Da mesma forma como o líder da Liga saudita domina os adversários e consegue estar sempre perto do golo, agora era dominado e não conseguia sequer uma aproximação de perigo ao último terço. Apesar disso, houve uma “ajuda” externa para equilibrar o encontro: Abdulelah Al-Amri subiu para ganhar uma segunda bola, arriscou a meia distância forte mas ao meio da baliza e Abdulrahman Al-Sanbi, suplente de Mendy que está agora na CAN, deixou passar a bola pelo meio das pernas (31′). Estava dado o mote para a viragem no jogo, que ainda teve a primeira oportunidade de João Félix com um remate cruzado defendido com o pé por Al-Sanbi, uma segunda oportunidade de Ronaldo com um desvio de cabeça ao segundo poste que passou perto da trave e com o empate em cima do intervalo, de novo com Al-Amri a marcar após canto (44′).
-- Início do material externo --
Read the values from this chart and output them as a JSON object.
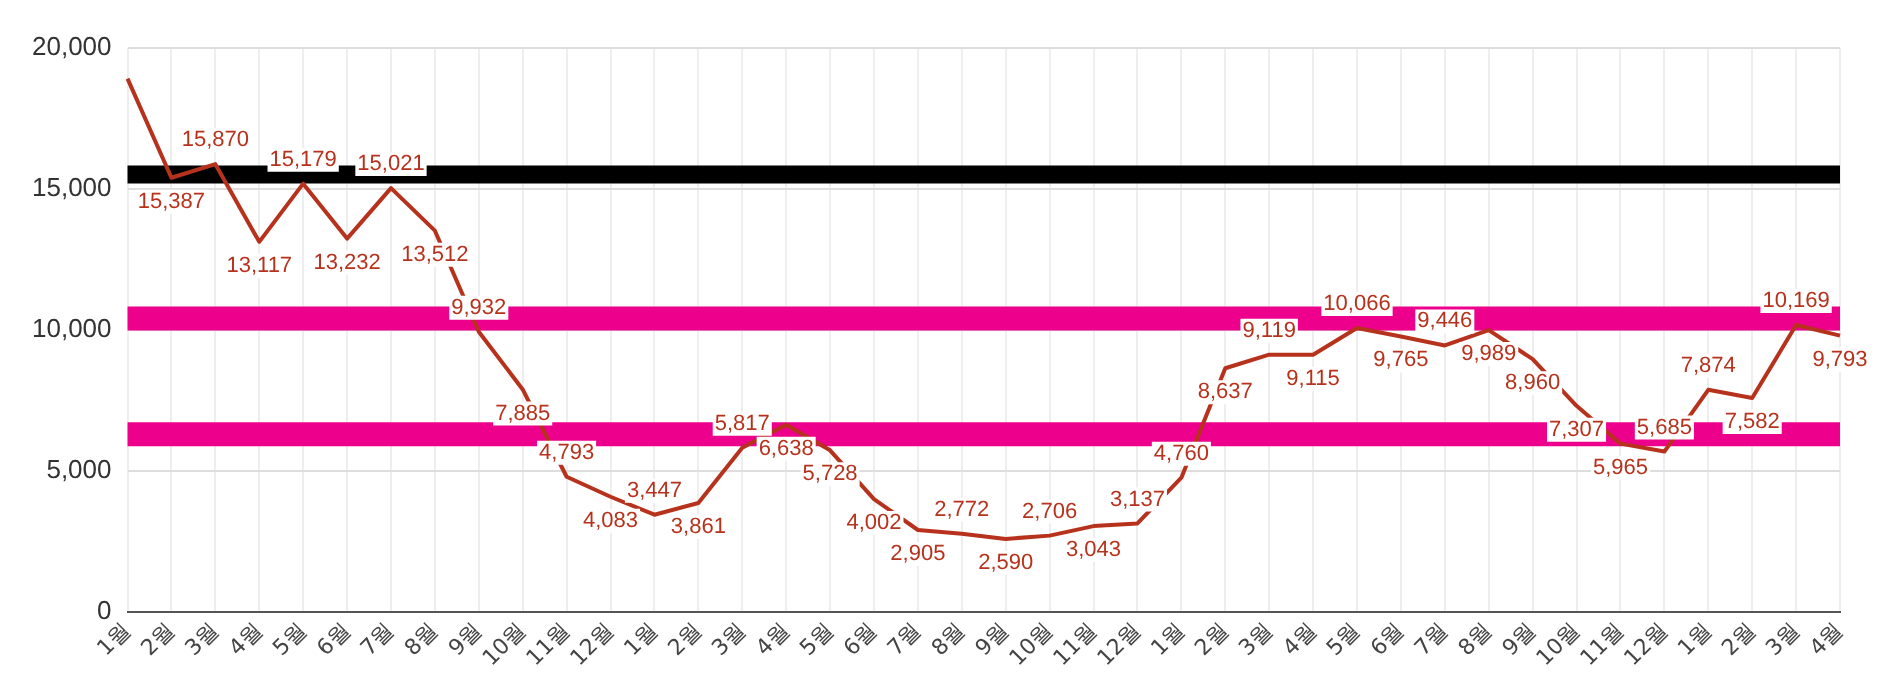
{
  "chart_data": {
    "type": "line",
    "categories": [
      "1월",
      "2월",
      "3월",
      "4월",
      "5월",
      "6월",
      "7월",
      "8월",
      "9월",
      "10월",
      "11월",
      "12월",
      "1월",
      "2월",
      "3월",
      "4월",
      "5월",
      "6월",
      "7월",
      "8월",
      "9월",
      "10월",
      "11월",
      "12월",
      "1월",
      "2월",
      "3월",
      "4월",
      "5월",
      "6월",
      "7월",
      "8월",
      "9월",
      "10월",
      "11월",
      "12월",
      "1월",
      "2월",
      "3월",
      "4월"
    ],
    "series": [
      {
        "color": "#b7321c",
        "values": [
          18900,
          15387,
          15870,
          13117,
          15179,
          13232,
          15021,
          13512,
          9932,
          7885,
          4793,
          4083,
          3447,
          3861,
          5817,
          6638,
          5728,
          4002,
          2905,
          2772,
          2590,
          2706,
          3043,
          3137,
          4760,
          8637,
          9119,
          9115,
          10066,
          9765,
          9446,
          9989,
          8960,
          7307,
          5965,
          5685,
          7874,
          7582,
          10169,
          9793
        ],
        "value_labels": [
          null,
          "15,387",
          "15,870",
          "13,117",
          "15,179",
          "13,232",
          "15,021",
          "13,512",
          "9,932",
          "7,885",
          "4,793",
          "4,083",
          "3,447",
          "3,861",
          "5,817",
          "6,638",
          "5,728",
          "4,002",
          "2,905",
          "2,772",
          "2,590",
          "2,706",
          "3,043",
          "3,137",
          "4,760",
          "8,637",
          "9,119",
          "9,115",
          "10,066",
          "9,765",
          "9,446",
          "9,989",
          "8,960",
          "7,307",
          "5,965",
          "5,685",
          "7,874",
          "7,582",
          "10,169",
          "9,793"
        ]
      }
    ],
    "ylim": [
      0,
      20000
    ],
    "yticks": [
      {
        "value": 0,
        "label": "0"
      },
      {
        "value": 5000,
        "label": "5,000"
      },
      {
        "value": 10000,
        "label": "10,000"
      },
      {
        "value": 15000,
        "label": "15,000"
      },
      {
        "value": 20000,
        "label": "20,000"
      }
    ],
    "ref_lines": [
      {
        "axis": "y",
        "value": 15500,
        "color": "#000000"
      },
      {
        "axis": "y",
        "value": 10400,
        "color": "#ec008c"
      },
      {
        "axis": "y",
        "value": 6300,
        "color": "#ec008c"
      }
    ],
    "grid": true,
    "legend": false,
    "marker": "none",
    "line_style": "solid"
  }
}
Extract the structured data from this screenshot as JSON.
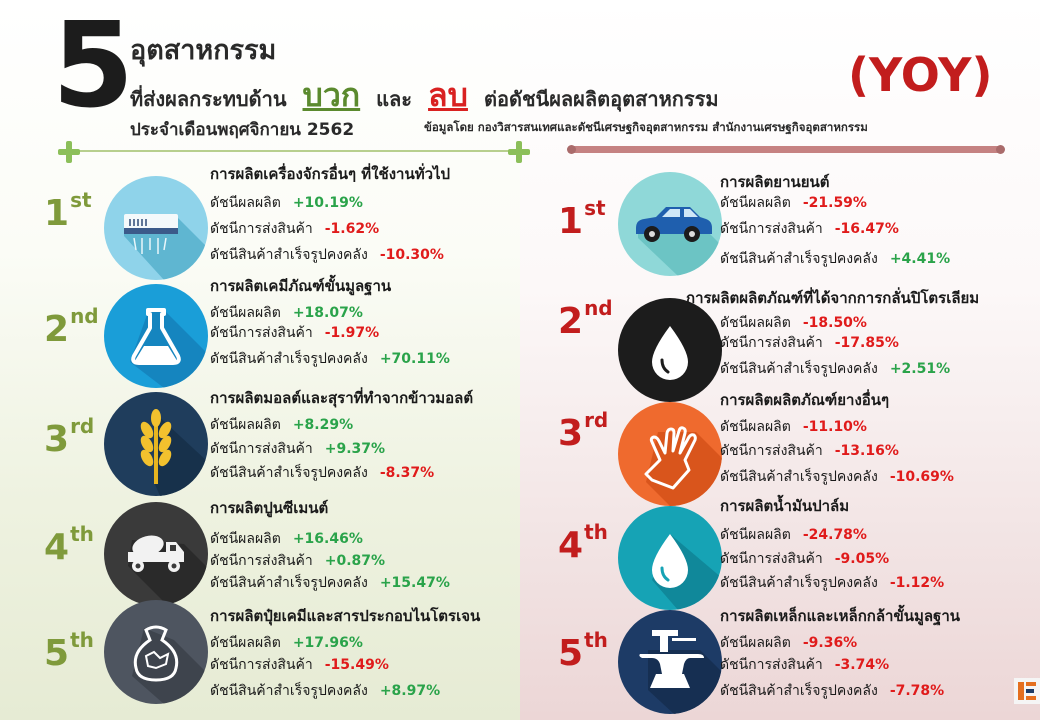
{
  "header": {
    "big_number": "5",
    "line1": "อุตสาหกรรม",
    "line2_a": "ที่ส่งผลกระทบด้าน",
    "positive_word": "บวก",
    "line2_b": "และ",
    "negative_word": "ลบ",
    "line2_c": "ต่อดัชนีผลผลิตอุตสาหกรรม",
    "yoy": "(YOY)",
    "line3": "ประจำเดือนพฤศจิกายน  2562",
    "source": "ข้อมูลโดย กองวิสารสนเทศและดัชนีเศรษฐกิจอุตสาหกรรม สำนักงานเศรษฐกิจอุตสาหกรรม"
  },
  "metric_labels": {
    "production": "ดัชนีผลผลิต",
    "shipment": "ดัชนีการส่งสินค้า",
    "inventory": "ดัชนีสินค้าสำเร็จรูปคงคลัง"
  },
  "positive": [
    {
      "rank": "1",
      "suffix": "st",
      "icon": "air-conditioner-icon",
      "title": "การผลิตเครื่องจักรอื่นๆ ที่ใช้งานทั่วไป",
      "production": "+10.19%",
      "shipment": "-1.62%",
      "inventory": "-10.30%"
    },
    {
      "rank": "2",
      "suffix": "nd",
      "icon": "flask-icon",
      "title": "การผลิตเคมีภัณฑ์ขั้นมูลฐาน",
      "production": "+18.07%",
      "shipment": "-1.97%",
      "inventory": "+70.11%"
    },
    {
      "rank": "3",
      "suffix": "rd",
      "icon": "wheat-icon",
      "title": "การผลิตมอลต์และสุราที่ทำจากข้าวมอลต์",
      "production": "+8.29%",
      "shipment": "+9.37%",
      "inventory": "-8.37%"
    },
    {
      "rank": "4",
      "suffix": "th",
      "icon": "cement-truck-icon",
      "title": "การผลิตปูนซีเมนต์",
      "production": "+16.46%",
      "shipment": "+0.87%",
      "inventory": "+15.47%"
    },
    {
      "rank": "5",
      "suffix": "th",
      "icon": "fertilizer-sack-icon",
      "title": "การผลิตปุ๋ยเคมีและสารประกอบไนโตรเจน",
      "production": "+17.96%",
      "shipment": "-15.49%",
      "inventory": "+8.97%"
    }
  ],
  "negative": [
    {
      "rank": "1",
      "suffix": "st",
      "icon": "car-icon",
      "title": "การผลิตยานยนต์",
      "production": "-21.59%",
      "shipment": "-16.47%",
      "inventory": "+4.41%"
    },
    {
      "rank": "2",
      "suffix": "nd",
      "icon": "oil-drop-icon",
      "title": "การผลิตผลิตภัณฑ์ที่ได้จากการกลั่นปิโตรเลียม",
      "production": "-18.50%",
      "shipment": "-17.85%",
      "inventory": "+2.51%"
    },
    {
      "rank": "3",
      "suffix": "rd",
      "icon": "rubber-glove-icon",
      "title": "การผลิตผลิตภัณฑ์ยางอื่นๆ",
      "production": "-11.10%",
      "shipment": "-13.16%",
      "inventory": "-10.69%"
    },
    {
      "rank": "4",
      "suffix": "th",
      "icon": "palm-oil-drop-icon",
      "title": "การผลิตน้ำมันปาล์ม",
      "production": "-24.78%",
      "shipment": "-9.05%",
      "inventory": "-1.12%"
    },
    {
      "rank": "5",
      "suffix": "th",
      "icon": "anvil-icon",
      "title": "การผลิตเหล็กและเหล็กกล้าขั้นมูลฐาน",
      "production": "-9.36%",
      "shipment": "-3.74%",
      "inventory": "-7.78%"
    }
  ],
  "colors": {
    "positive_accent": "#5b8a2e",
    "negative_accent": "#d92121",
    "positive_value": "#2aa34a",
    "negative_value": "#e01b1b"
  }
}
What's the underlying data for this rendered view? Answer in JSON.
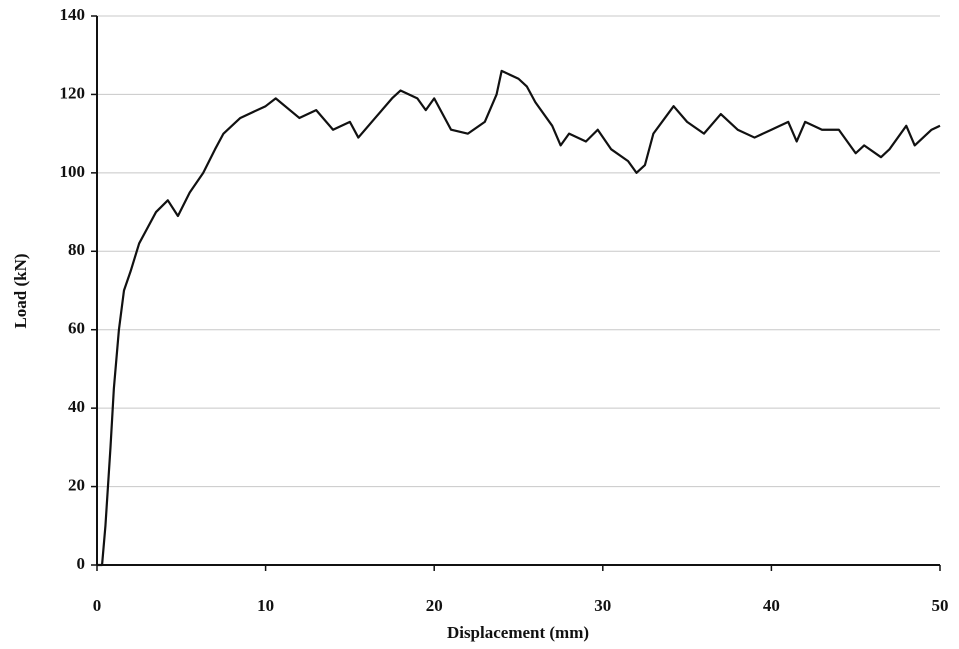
{
  "chart_data": {
    "type": "line",
    "x_label": "Displacement (mm)",
    "y_label": "Load (kN)",
    "x": [
      0,
      0.3,
      0.5,
      0.8,
      1.0,
      1.3,
      1.6,
      2.0,
      2.5,
      3.0,
      3.5,
      4.2,
      4.8,
      5.5,
      6.3,
      7.0,
      7.5,
      8.5,
      10,
      10.6,
      12,
      13,
      14,
      15,
      15.5,
      16.5,
      17.5,
      18,
      19,
      19.5,
      20,
      21,
      22,
      23,
      23.7,
      24,
      25,
      25.5,
      26,
      27,
      27.5,
      28,
      29,
      29.7,
      30.5,
      31.5,
      32,
      32.5,
      33,
      34.2,
      35,
      36,
      37,
      38,
      39,
      40,
      41,
      41.5,
      42,
      43,
      44,
      45,
      45.5,
      46.5,
      47,
      48,
      48.5,
      49.5,
      50
    ],
    "series": [
      {
        "name": "Load",
        "color": "#111111",
        "values": [
          0,
          0,
          10,
          30,
          45,
          60,
          70,
          75,
          82,
          86,
          90,
          93,
          89,
          95,
          100,
          106,
          110,
          114,
          117,
          119,
          114,
          116,
          111,
          113,
          109,
          114,
          119,
          121,
          119,
          116,
          119,
          111,
          110,
          113,
          120,
          126,
          124,
          122,
          118,
          112,
          107,
          110,
          108,
          111,
          106,
          103,
          100,
          102,
          110,
          117,
          113,
          110,
          115,
          111,
          109,
          111,
          113,
          108,
          113,
          111,
          111,
          105,
          107,
          104,
          106,
          112,
          107,
          111,
          112
        ]
      }
    ],
    "xlim": [
      0,
      50
    ],
    "xticks": [
      0,
      10,
      20,
      30,
      40,
      50
    ],
    "ylim": [
      0,
      140
    ],
    "yticks": [
      0,
      20,
      40,
      60,
      80,
      100,
      120,
      140
    ],
    "grid": true
  }
}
Toney ainda podia ter feito o hat-trick nos descontos, acertando no poste, mas o choque do avançado com Nawaf Alaqidi a deixar o guarda-redes do Al Nassr atordoado mas a querer ficar na mesma em campo (45+3′).

A segunda parte começou a um ritmo mais baixo do que a primeira, com o Al Ahli a tentar desligar a forma como o Al Nassr tinha terminado a metade inicial para ir depois à procura de nova vantagem que chegou na bola parada, com Ivan Toney a ir buscar um cruzamento ao segundo poste em cima da linha para Demiral marcar de cabeça (55′). Só mesmo nos últimos 20 minutos voltou a aparecer o Al Nassr, com Brozovic a ter um remate em zona central por cima (81′), João Félix a fazer uma tentativa que bateu ainda num adversário antes de ficar nas malhas laterais (84′) e Ronaldo a desviar de cabeça um cruzamento da direita ao lado (86′), mas era demasiado tarde para anular a desvantagem num encontro que chegou aos 12 minutos de período de descontos com duas expulsões à mistura de Ali Majrashi (90+6′) e Nawaf Boushal (90+9′) e que ficou marcado por uma oportunidade flagrante de Ronaldo na área… onde se atrapalhou com a bola.